Autologous Transplant/Gene Therapy for Adenosine Deaminase-Deficient Severe Combined Immune Deficiency

Autologous hematopoietic stem cell transplantation (HSCT) of gene-modified cells (gene therapy) has shown clinical benefit for ADA-SCID when combined with non-myeloablative conditioning and enzyme replacement therapy (ERT) cessation.  In a Phase II study (2009-2012) closed to enrollment (NCT00794508), patients received autologous CD34+ cells modified with the MND-ADA g-retroviral vector after conditioning with busulfan (4 mg/kg) and ERT cessation (n=10).  Patients were treated between 3 months and 15 years of age (median=11.5 months) and follow-up ranges from 22-64 months.  With the exception of the oldest patient (at 15y), all others remain off ERT with normalized PBMC ADA activity.  All nine remaining off ERT show normal proliferative responses to mitogens and three of nine were able to discontinue IVIg.
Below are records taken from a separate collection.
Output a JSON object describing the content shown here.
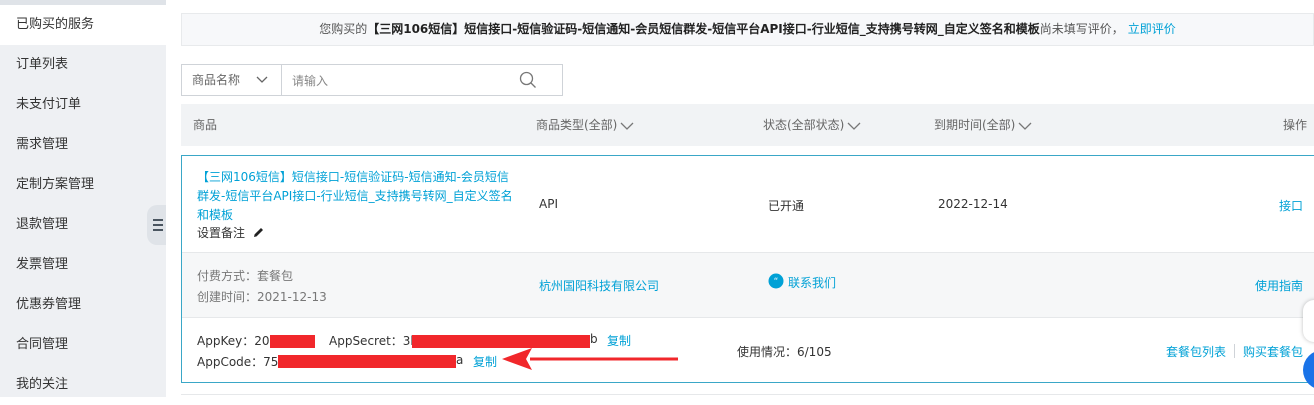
{
  "sidebar": {
    "items": [
      {
        "label": "已购买的服务",
        "active": true
      },
      {
        "label": "订单列表"
      },
      {
        "label": "未支付订单"
      },
      {
        "label": "需求管理"
      },
      {
        "label": "定制方案管理"
      },
      {
        "label": "退款管理"
      },
      {
        "label": "发票管理"
      },
      {
        "label": "优惠券管理"
      },
      {
        "label": "合同管理"
      },
      {
        "label": "我的关注"
      }
    ]
  },
  "notice": {
    "prefix": "您购买的",
    "product": "【三网106短信】短信接口-短信验证码-短信通知-会员短信群发-短信平台API接口-行业短信_支持携号转网_自定义签名和模板",
    "suffix": "尚未填写评价，",
    "link": "立即评价"
  },
  "search": {
    "select_label": "商品名称",
    "placeholder": "请输入"
  },
  "table": {
    "headers": {
      "product": "商品",
      "type": "商品类型(全部)",
      "status": "状态(全部状态)",
      "expire": "到期时间(全部)",
      "action": "操作"
    }
  },
  "order": {
    "product_name": "【三网106短信】短信接口-短信验证码-短信通知-会员短信群发-短信平台API接口-行业短信_支持携号转网_自定义签名和模板",
    "remark_label": "设置备注",
    "type": "API",
    "status": "已开通",
    "expire_date": "2022-12-14",
    "action_interface": "接口",
    "payment_method": "付费方式：套餐包",
    "created_time": "创建时间：2021-12-13",
    "vendor": "杭州国阳科技有限公司",
    "contact_label": "联系我们",
    "guide_label": "使用指南",
    "appkey_label": "AppKey：20",
    "appsecret_label": "AppSecret：3h",
    "appsecret_tail": "b",
    "copy1": "复制",
    "appcode_label": "AppCode：750",
    "appcode_tail": "a",
    "copy2": "复制",
    "usage": "使用情况：6/105",
    "package_list": "套餐包列表",
    "buy_package": "购买套餐包"
  },
  "colors": {
    "accent": "#00a1d6",
    "redaction": "#f1272b",
    "sidebar_bg": "#eef0f3"
  }
}
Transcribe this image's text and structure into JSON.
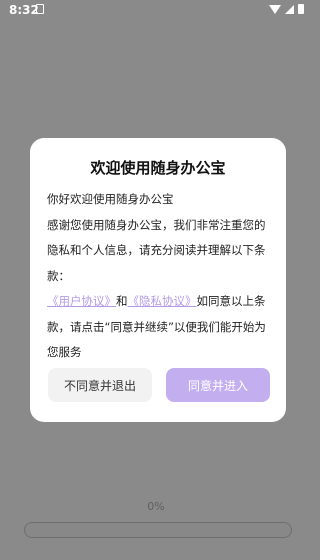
{
  "status_bar": {
    "time": "8:32"
  },
  "dialog": {
    "title": "欢迎使用随身办公宝",
    "greeting": "你好欢迎使用随身办公宝",
    "body": "感谢您使用随身办公宝，我们非常注重您的隐私和个人信息，请充分阅读并理解以下条款：",
    "user_agreement_link": "《用户协议》",
    "and_text": "和",
    "privacy_policy_link": "《隐私协议》",
    "consent_text": "如同意以上条款，请点击“同意并继续”以便我们能开始为您服务",
    "decline_label": "不同意并退出",
    "accept_label": "同意并进入"
  },
  "progress": {
    "value_label": "0%",
    "value": 0
  },
  "colors": {
    "accent": "#c3aff0",
    "link": "#b49ae8",
    "overlay": "#8a8a8a"
  }
}
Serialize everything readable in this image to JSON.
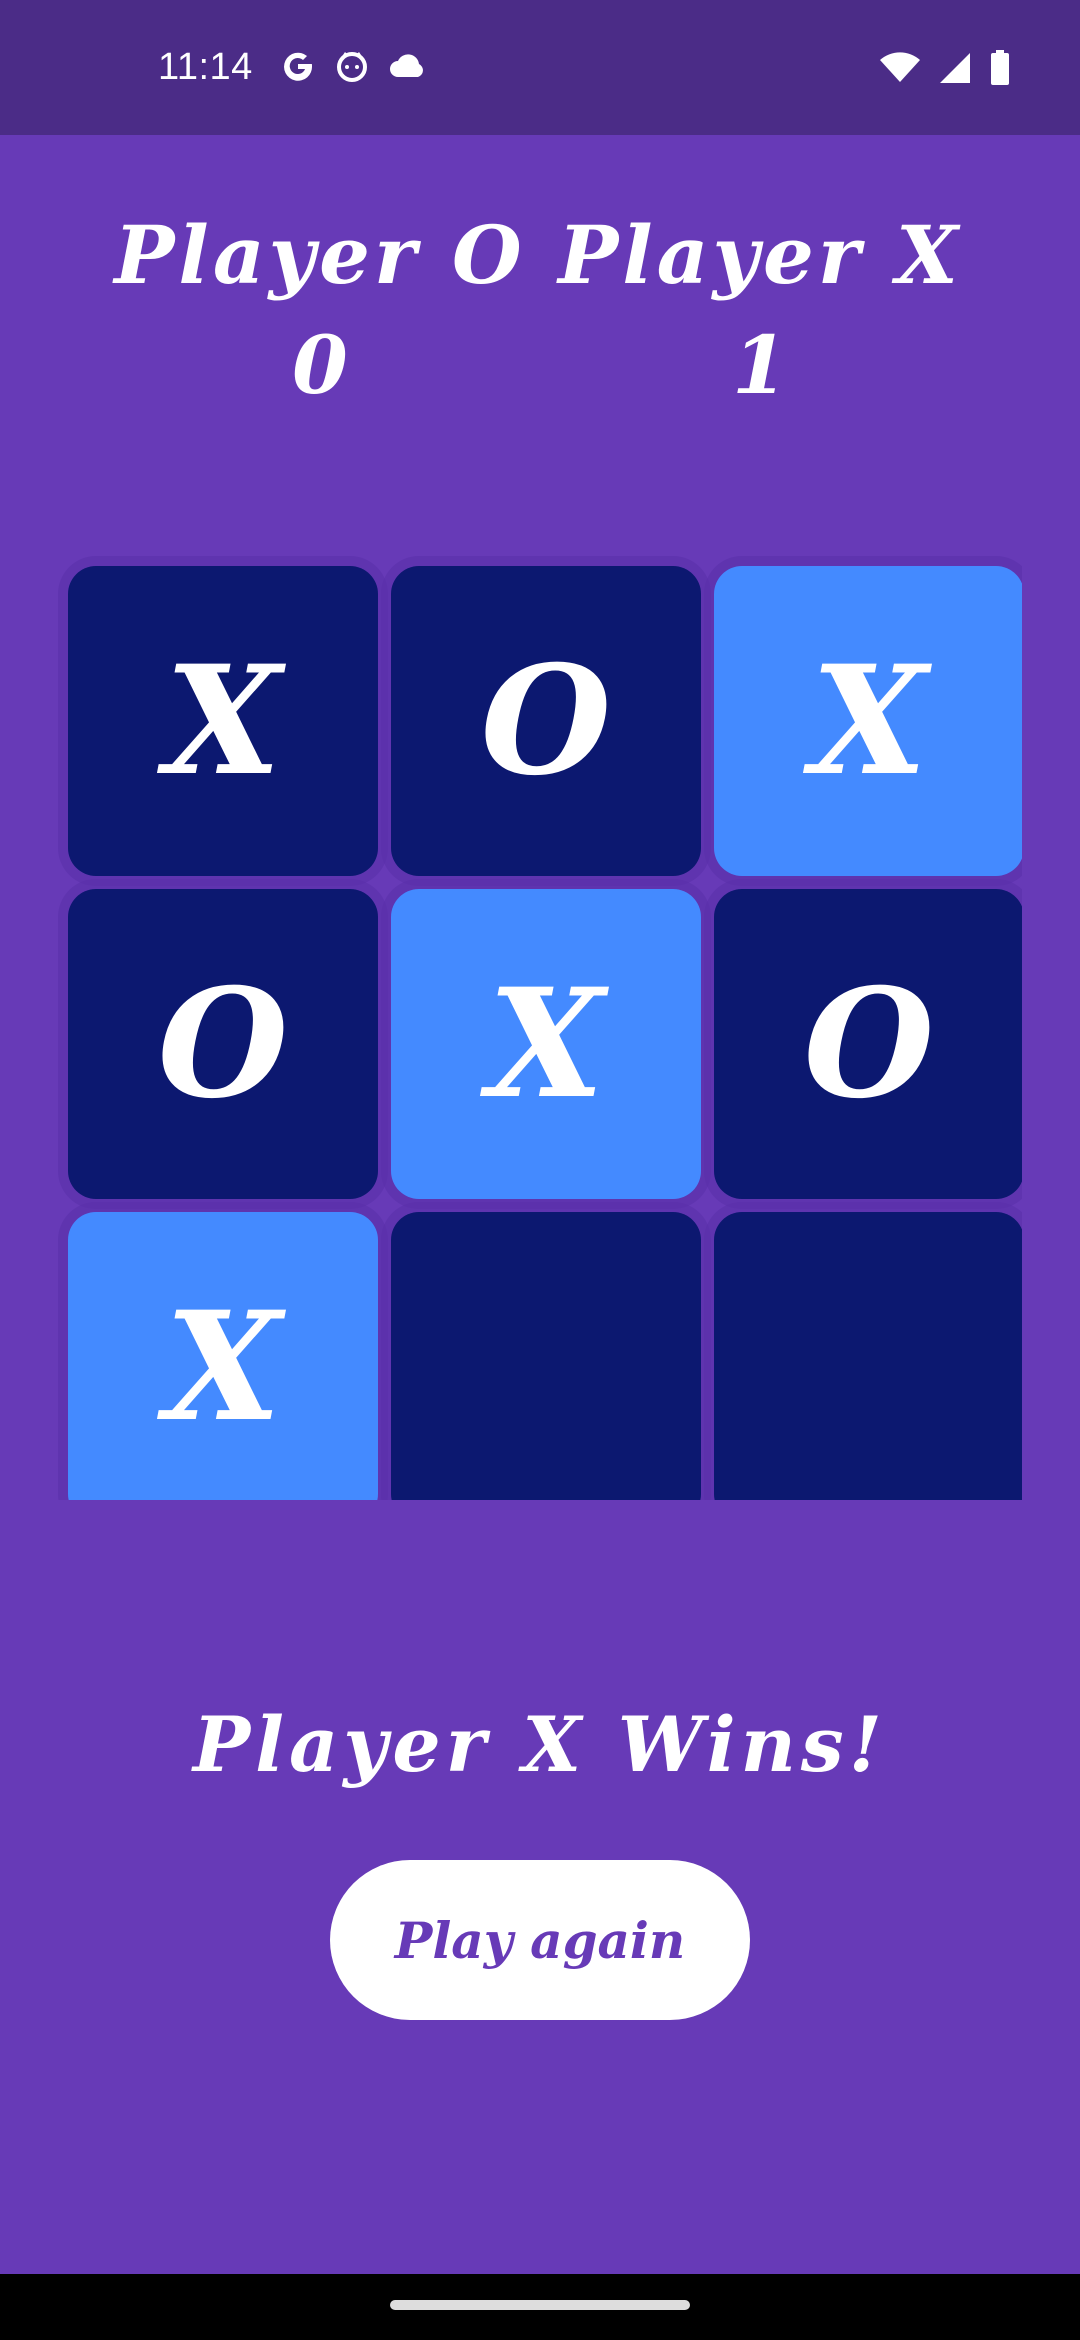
{
  "status_bar": {
    "time": "11:14",
    "left_icons": [
      "google-icon",
      "cat-face-icon",
      "cloud-icon"
    ],
    "right_icons": [
      "wifi-icon",
      "signal-icon",
      "battery-icon"
    ]
  },
  "scores": {
    "player_o": {
      "label": "Player O",
      "score": "0"
    },
    "player_x": {
      "label": "Player X",
      "score": "1"
    }
  },
  "board": {
    "cells": [
      {
        "mark": "X",
        "highlight": false
      },
      {
        "mark": "O",
        "highlight": false
      },
      {
        "mark": "X",
        "highlight": true
      },
      {
        "mark": "O",
        "highlight": false
      },
      {
        "mark": "X",
        "highlight": true
      },
      {
        "mark": "O",
        "highlight": false
      },
      {
        "mark": "X",
        "highlight": true
      },
      {
        "mark": "",
        "highlight": false
      },
      {
        "mark": "",
        "highlight": false
      }
    ]
  },
  "result_text": "Player X Wins!",
  "play_again_label": "Play again",
  "colors": {
    "background": "#673AB7",
    "status_bar": "#4B2C87",
    "cell_default": "#0C1870",
    "cell_winning": "#448AFF",
    "text": "#FFFFFF"
  }
}
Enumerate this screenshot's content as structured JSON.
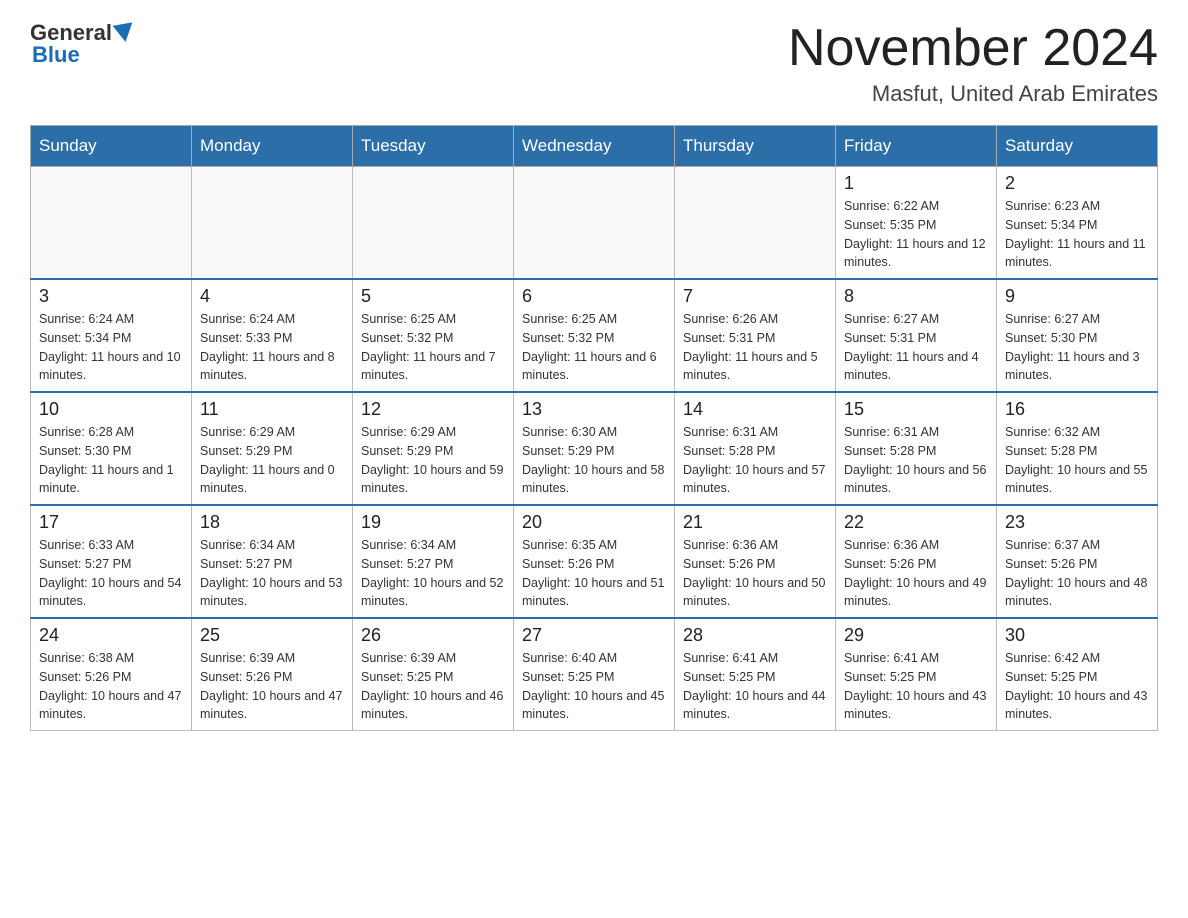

MND-ADA is detected in PBMC (0.1-2.6 VCN) and in granulocytes (0.01-0.3 VCN) at most recent visit.  A new Phase I/II trial was opened in May 2013 (NCT01852071) in which subjects have received autologous CD34+ cells modified with a self-inactivating lentiviral vector (EFS-ADA) after conditioning with busulfan (4 mg/kg) with ERT cessation at 30 days post-transplant (n=6). Eight subjects have been enrolled at 4-42 months old and the six who are past 30 days remain off ERT.  The patients with the longest follow-up have normal or higher PBMC ADA activity and good immune reconstitution.  Monitoring for insertional oncogenesis is on-going in both studies and has not detected any monoclonal proliferative events. These results demonstrate the efficacy and safety of autologous transplant/gene therapy for ADA SCID.